Although I'm sure it's possible to think of a better analogy, one that comes to mind is if you built a sports stadium and convinced a vendor to spend a bunch of money to build and stock a hotdog stand, on the promise that those would be the only concessions available in the venue. Then the next week you started having free hotdog night, and consequently the vendor ends up loosing out on his investment. While that might not be a particularly moving analogy, I think people arguing against copyright infringement would be much more convincing if they stuck to some such analogy that had a sound connection to the actual problem. Analogies about screwdrivers and the like are never convincing because they are horrible analogies. I suppose a large part of the problem is that while property is a natural right that has been intuitively recognized for ages across many human societies, copyright is more of a pragmatic strategy that our society has adopted, which is not universal and is relatively recent (on the scale of human history); there is no reason to expect that copyright infringement should seem intuitively wrong. Indeed, the notion that spreading the wealth of information is wrong makes little sense if not considered in the context of the particular social contract we have established.
The other half of the battle (at least among those who are aware of the issues) is that copyright, as a social contract, is a two-way street. While it was once a contract between the creators and the people at large that was limited, reasonable, and clearly mutually beneficial, copyright has grown and changed and is now the product of laws that are bought by corporate money with little input by (or, indeed, even knowledge of among) the public. In effect, first the artists broke their side of the deal (or, at least, the organizations purporting to represent them did), and now the people have ceased to honor their side. Each party feels wronged, and there is a lot of bad blood. It would seem to me that the best way forward would be new alliance between moderate, pragmatic groups on both sides that seeks to establish a new compact that will again be limited, reasonable, and one both parties can recognize as mutually beneficial. Unfortunately, I think the popular but fallacious of "intellectual property" only hinders this goal.

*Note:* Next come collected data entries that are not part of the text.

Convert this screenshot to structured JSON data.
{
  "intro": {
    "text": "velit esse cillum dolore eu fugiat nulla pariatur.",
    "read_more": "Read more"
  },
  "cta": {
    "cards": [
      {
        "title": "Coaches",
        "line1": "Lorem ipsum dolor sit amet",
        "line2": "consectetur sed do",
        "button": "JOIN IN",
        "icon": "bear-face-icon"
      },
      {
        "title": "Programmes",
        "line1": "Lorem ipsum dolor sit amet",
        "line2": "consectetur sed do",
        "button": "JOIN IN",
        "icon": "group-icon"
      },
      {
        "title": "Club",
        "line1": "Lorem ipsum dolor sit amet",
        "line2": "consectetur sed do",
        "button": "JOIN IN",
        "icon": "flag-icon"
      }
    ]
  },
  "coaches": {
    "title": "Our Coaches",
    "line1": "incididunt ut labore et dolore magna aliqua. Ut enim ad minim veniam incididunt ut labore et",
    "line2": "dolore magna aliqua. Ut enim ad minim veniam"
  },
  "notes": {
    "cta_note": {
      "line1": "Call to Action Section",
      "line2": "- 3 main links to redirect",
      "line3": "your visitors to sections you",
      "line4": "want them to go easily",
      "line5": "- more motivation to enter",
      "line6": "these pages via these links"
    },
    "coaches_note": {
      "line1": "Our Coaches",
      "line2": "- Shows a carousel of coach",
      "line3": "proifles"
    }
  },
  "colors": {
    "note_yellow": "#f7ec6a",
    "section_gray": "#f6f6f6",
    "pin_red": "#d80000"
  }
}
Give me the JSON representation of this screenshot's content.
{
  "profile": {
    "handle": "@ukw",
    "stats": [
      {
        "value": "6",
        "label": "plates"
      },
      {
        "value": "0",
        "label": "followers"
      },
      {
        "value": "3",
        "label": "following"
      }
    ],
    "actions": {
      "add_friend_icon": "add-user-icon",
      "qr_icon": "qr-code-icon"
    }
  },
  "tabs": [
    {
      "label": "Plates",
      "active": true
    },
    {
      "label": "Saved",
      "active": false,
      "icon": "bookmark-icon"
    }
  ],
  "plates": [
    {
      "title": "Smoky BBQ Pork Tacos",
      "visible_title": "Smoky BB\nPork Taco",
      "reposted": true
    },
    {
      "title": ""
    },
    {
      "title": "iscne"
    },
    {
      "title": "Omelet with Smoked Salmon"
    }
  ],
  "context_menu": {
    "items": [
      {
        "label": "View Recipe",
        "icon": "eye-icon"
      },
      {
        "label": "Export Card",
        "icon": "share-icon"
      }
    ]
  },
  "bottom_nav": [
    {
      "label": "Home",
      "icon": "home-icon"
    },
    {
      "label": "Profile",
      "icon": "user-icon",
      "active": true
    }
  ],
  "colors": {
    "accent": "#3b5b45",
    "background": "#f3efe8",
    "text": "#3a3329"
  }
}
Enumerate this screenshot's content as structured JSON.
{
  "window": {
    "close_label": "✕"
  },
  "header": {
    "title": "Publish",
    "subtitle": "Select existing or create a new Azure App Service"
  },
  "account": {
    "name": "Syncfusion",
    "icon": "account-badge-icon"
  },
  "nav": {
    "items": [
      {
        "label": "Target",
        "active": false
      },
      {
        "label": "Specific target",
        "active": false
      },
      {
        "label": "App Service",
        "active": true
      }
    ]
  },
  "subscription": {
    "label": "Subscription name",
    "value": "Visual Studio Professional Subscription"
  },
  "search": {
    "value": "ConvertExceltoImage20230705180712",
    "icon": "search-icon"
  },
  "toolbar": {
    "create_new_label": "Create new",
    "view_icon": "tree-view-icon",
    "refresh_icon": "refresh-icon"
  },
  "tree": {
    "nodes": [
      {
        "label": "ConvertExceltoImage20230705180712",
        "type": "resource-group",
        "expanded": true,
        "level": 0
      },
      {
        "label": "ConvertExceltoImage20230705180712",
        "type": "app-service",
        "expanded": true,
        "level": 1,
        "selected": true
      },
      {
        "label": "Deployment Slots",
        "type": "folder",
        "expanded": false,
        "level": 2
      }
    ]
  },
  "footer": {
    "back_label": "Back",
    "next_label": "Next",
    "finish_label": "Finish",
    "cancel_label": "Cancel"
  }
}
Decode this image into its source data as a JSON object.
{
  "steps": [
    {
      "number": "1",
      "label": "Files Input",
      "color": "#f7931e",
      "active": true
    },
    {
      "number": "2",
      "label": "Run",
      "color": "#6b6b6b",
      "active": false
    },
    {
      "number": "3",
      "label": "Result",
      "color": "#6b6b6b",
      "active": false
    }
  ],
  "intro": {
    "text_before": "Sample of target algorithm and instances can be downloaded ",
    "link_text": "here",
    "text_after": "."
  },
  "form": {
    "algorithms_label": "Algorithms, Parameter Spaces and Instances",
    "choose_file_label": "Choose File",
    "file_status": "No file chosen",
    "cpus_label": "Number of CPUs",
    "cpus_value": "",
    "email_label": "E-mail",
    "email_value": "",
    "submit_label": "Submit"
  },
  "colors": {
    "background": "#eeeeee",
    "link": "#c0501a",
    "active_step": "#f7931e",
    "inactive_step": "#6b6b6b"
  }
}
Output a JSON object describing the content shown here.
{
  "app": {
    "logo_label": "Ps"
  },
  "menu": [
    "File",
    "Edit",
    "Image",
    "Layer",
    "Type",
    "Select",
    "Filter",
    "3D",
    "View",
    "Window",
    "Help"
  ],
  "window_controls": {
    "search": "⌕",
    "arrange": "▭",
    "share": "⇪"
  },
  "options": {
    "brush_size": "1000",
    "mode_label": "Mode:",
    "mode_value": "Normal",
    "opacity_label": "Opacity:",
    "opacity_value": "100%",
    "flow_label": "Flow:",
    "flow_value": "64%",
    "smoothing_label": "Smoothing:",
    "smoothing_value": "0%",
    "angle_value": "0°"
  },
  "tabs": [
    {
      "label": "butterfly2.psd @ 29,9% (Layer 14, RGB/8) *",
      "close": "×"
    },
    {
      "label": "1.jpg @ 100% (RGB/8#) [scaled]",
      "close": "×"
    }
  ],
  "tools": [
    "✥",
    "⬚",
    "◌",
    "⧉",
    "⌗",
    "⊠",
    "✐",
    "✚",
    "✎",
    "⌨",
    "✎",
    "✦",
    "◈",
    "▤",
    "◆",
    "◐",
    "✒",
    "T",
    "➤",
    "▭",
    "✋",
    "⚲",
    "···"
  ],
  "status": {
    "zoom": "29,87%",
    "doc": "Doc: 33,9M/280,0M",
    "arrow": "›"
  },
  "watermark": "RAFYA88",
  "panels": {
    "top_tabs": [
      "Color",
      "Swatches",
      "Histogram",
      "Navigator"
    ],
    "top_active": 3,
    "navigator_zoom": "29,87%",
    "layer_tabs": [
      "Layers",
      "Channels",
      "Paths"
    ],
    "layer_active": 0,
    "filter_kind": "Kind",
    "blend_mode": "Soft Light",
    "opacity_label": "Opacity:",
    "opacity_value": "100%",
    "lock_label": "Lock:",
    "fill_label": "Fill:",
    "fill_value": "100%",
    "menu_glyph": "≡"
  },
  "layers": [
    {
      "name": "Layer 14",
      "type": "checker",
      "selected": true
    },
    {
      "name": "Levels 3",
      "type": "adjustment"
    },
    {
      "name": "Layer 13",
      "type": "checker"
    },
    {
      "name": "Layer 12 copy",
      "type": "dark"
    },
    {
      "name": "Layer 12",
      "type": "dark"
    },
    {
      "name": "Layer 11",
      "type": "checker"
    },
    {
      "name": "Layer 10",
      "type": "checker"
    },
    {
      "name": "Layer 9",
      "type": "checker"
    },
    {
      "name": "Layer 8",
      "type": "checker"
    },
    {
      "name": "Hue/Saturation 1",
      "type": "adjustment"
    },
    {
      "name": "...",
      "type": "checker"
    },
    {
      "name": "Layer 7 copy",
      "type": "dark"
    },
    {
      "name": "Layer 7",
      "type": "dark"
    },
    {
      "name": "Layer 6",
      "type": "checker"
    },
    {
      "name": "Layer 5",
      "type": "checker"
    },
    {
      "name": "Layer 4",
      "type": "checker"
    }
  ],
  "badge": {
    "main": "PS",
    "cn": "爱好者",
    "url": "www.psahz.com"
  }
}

I'm not sure that's true. If anything, I think Slashdot has always leaned libertarian, which doesn't fit into the mold of either right or left, as they are often defined. Of course, I see how to get the data necessary to decide the question. Can you?
The GP is right in asking for some sort of reference. Generally if a person is making some claim that clearly could be controversial or disputed he should be the one offering support for it. That's how argument works in any sane environment. Consider if, nothing else, the unnecessary duplication of effort when 20 readers have to search for support for a claim that the one writer should have provided. If you want a more detailed argument, see here.
I don't get why the Slashdot culture seems to pat people on the back for not backing up their claims.